Niente calcio il 13 giugno. E volano gli stracci tra i club e Sky per i soldi

Il governo vieta le partite fino al 14: deroga o si slitta al 20. Fumata nera tra Lega e tv

Niente calcio il 13 giugno. E volano gli stracci tra i club e Sky per i soldi

È la solita storia: con una mano accarezzano il calcio, con l'altra menano sganassoni. Il famoso comitato tecnico-scientifico che aiuta il governo nelle decisioni pubblicherà oggi il suo parere sulle linee guida proposte dalla Lega di serie A per la ripresa degli allenamenti collettivi. A ulteriore garanzia, dai club, è stato proposto di individuare una figura indipendente per controllare l'esito dei tamponi svolti nei centri di allenamento. Nel frattempo, il decreto varato nella notte precedente ha vietato fino al 14 giugno la disputa di partite cancellando, in pratica, la proposta di ripartire il 13 giugno. La solita manina maliziosa, proveniente probabilmente da un ministero, ha provveduto a confezionare la sorpresina. Il presidente della Figc Gravina, per risultare rispettoso della decisione del governo, ha prorogato la sospensione dell'attività sportiva fino al 14 giugno. Ci sarà bisogno di una deroga oppure di spostare al 20 giugno la data utile sacrificando la coppa Italia.

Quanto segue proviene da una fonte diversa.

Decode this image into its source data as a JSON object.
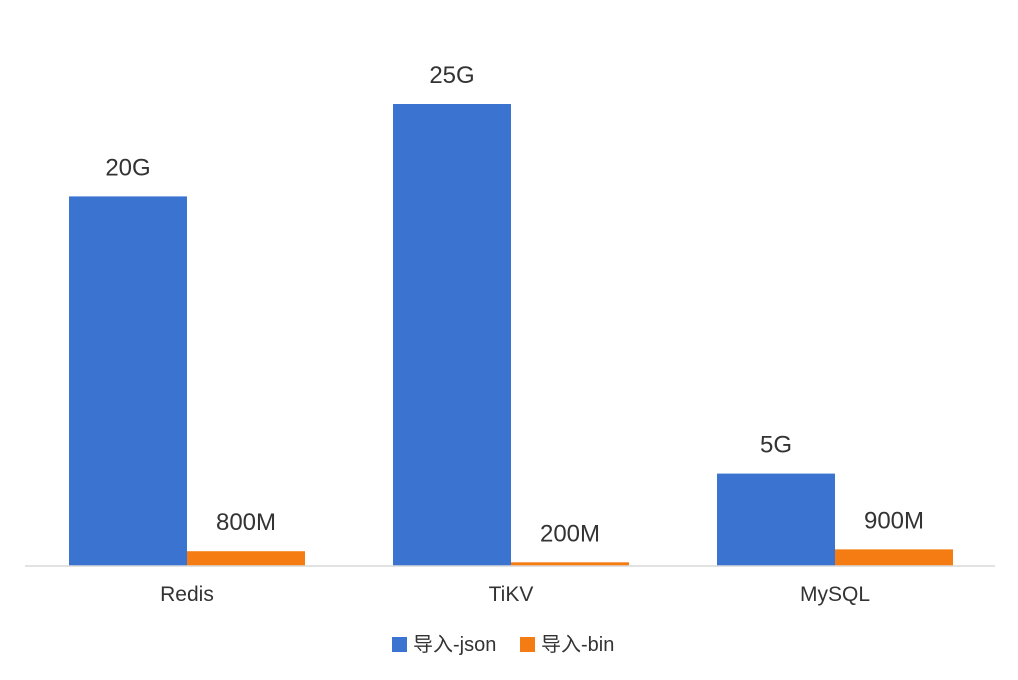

Nel frattempo sia esponenti della comunità scientifica che politici, hanno continuato a remare a favore della ripresa del torneo. Francesco Vaia, direttore sanitario dello Spallanzani di Roma è stato perentorio: «Il 13 giugno è una data plausibile con due settimane a disposizione di possibile incubazione». Lo hanno seguito l'on. Valente, deputato 5 stelle, chiedendo «tempi certi per il calcio» e sollecitato l'intervento di Conte; Matteo Salvini ha ripetuto la necessità «di far ripartire in sicurezza il calcio, il prima possibile». Anche se dal comitato scientifico sembrano emergere perplessità sul nuovo protocollo riguardo le modifiche proposte dai club. A questo punto il nodo può essere sciolto dall'incontro tra calcio e premier ancora rinviato. Domani c'è il consiglio federale che non ha più i giorni contati per le date ufficiali: l'Uefa ha rinviato il comitato esecutivo fissato per il 25 maggio al 17 giugno.

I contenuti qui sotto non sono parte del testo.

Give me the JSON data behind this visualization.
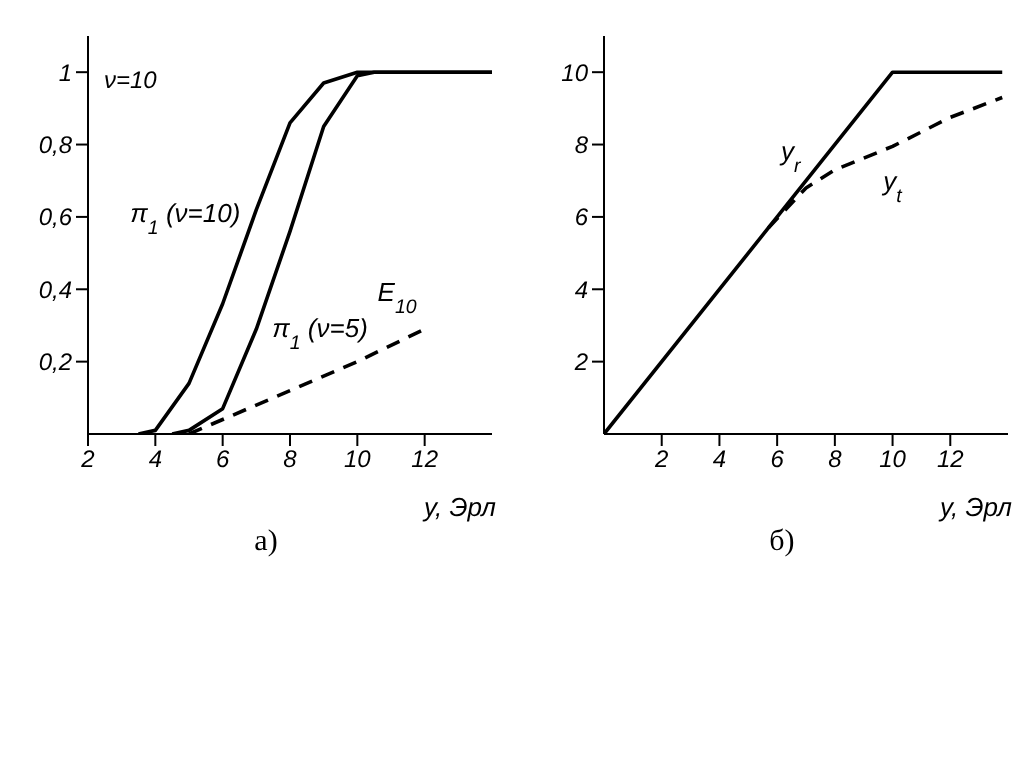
{
  "chart_data": [
    {
      "type": "line",
      "title": "а)",
      "xlabel": "y, Эрл",
      "xlim": [
        2,
        14
      ],
      "xticks": [
        2,
        4,
        6,
        8,
        10,
        12
      ],
      "ylim": [
        0,
        1.1
      ],
      "yticks": [
        {
          "value": 0.2,
          "label": "0,2"
        },
        {
          "value": 0.4,
          "label": "0,4"
        },
        {
          "value": 0.6,
          "label": "0,6"
        },
        {
          "value": 0.8,
          "label": "0,8"
        },
        1
      ],
      "marker": "none",
      "annotations": [
        "ν=10"
      ],
      "series": [
        {
          "name": "π$_{1}$ (ν=10)",
          "color": "#000000",
          "line_style": "solid",
          "x": [
            3.5,
            4,
            5,
            6,
            7,
            8,
            9,
            10,
            14
          ],
          "values": [
            0,
            0.01,
            0.14,
            0.36,
            0.62,
            0.86,
            0.97,
            1,
            1
          ]
        },
        {
          "name": "π$_{1}$ (ν=5)",
          "color": "#000000",
          "line_style": "solid",
          "x": [
            4.5,
            5,
            6,
            7,
            8,
            9,
            10,
            10.5,
            14
          ],
          "values": [
            0,
            0.01,
            0.07,
            0.29,
            0.56,
            0.85,
            0.99,
            1,
            1
          ]
        },
        {
          "name": "E$_{10}$",
          "color": "#000000",
          "line_style": "dashed",
          "x": [
            5,
            6,
            8,
            10,
            12
          ],
          "values": [
            0,
            0.04,
            0.12,
            0.2,
            0.29
          ]
        }
      ]
    },
    {
      "type": "line",
      "title": "б)",
      "xlabel": "y, Эрл",
      "xlim": [
        0,
        14
      ],
      "xticks": [
        2,
        4,
        6,
        8,
        10,
        12
      ],
      "ylim": [
        0,
        11
      ],
      "yticks": [
        2,
        4,
        6,
        8,
        10
      ],
      "marker": "none",
      "series": [
        {
          "name": "y$_{r}$",
          "color": "#000000",
          "line_style": "solid",
          "x": [
            0,
            10,
            13.8
          ],
          "values": [
            0,
            10,
            10
          ]
        },
        {
          "name": "y$_{t}$",
          "color": "#000000",
          "line_style": "dashed",
          "x": [
            5.7,
            7,
            8,
            10,
            12,
            13.8
          ],
          "values": [
            5.7,
            6.8,
            7.3,
            7.95,
            8.75,
            9.3
          ]
        }
      ]
    }
  ]
}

Nel frattempo anche qualche bluff è stato scoperto. Il patron dell'Udinese Giampaolo Pozzo ha chiarito che la sua lettera a Spadafora «ha provocato un equivoco, noi vogliamo giocare, l'ho scritta per tranquillizzare medici e dirigenti». Anche qui la scusa di prolungare la preparazione è stata smentita dalla Bundesliga: ripresi gli allenamenti collettivi il 6 maggio (a inizio aprile quelli individuali e a piccoli gruppi) e giocato il 16 e 17 maggio, con 10 giorni di preparazione! O sono dei superuomini i tedeschi, o dalle nostre parti cercano scuse!

L'altro vertice fissato tra Lega (l'ad De Siervo) e le tv che non hanno pagato l'ultima rata (Sky, Dazn e Img) ha avuto come esito un nulla di fatto. I presidenti sono ancora più decisi a far partire l'ingiunzione di pagamento perché hanno scoperto che Sky ha avvertito le banche del mancato versamento di fatto provocando la sospensione delle fatture già presentate e anzi procurando anche il fermo dei castelletti presso i singoli conti. Sky non vuole pagare e trattare la riduzione al contrario di Dazn che invece è disposta a pagare se il campionato dovesse ripartire. Con queste posizioni c'è poco da negoziare. Si finirà in tribunale.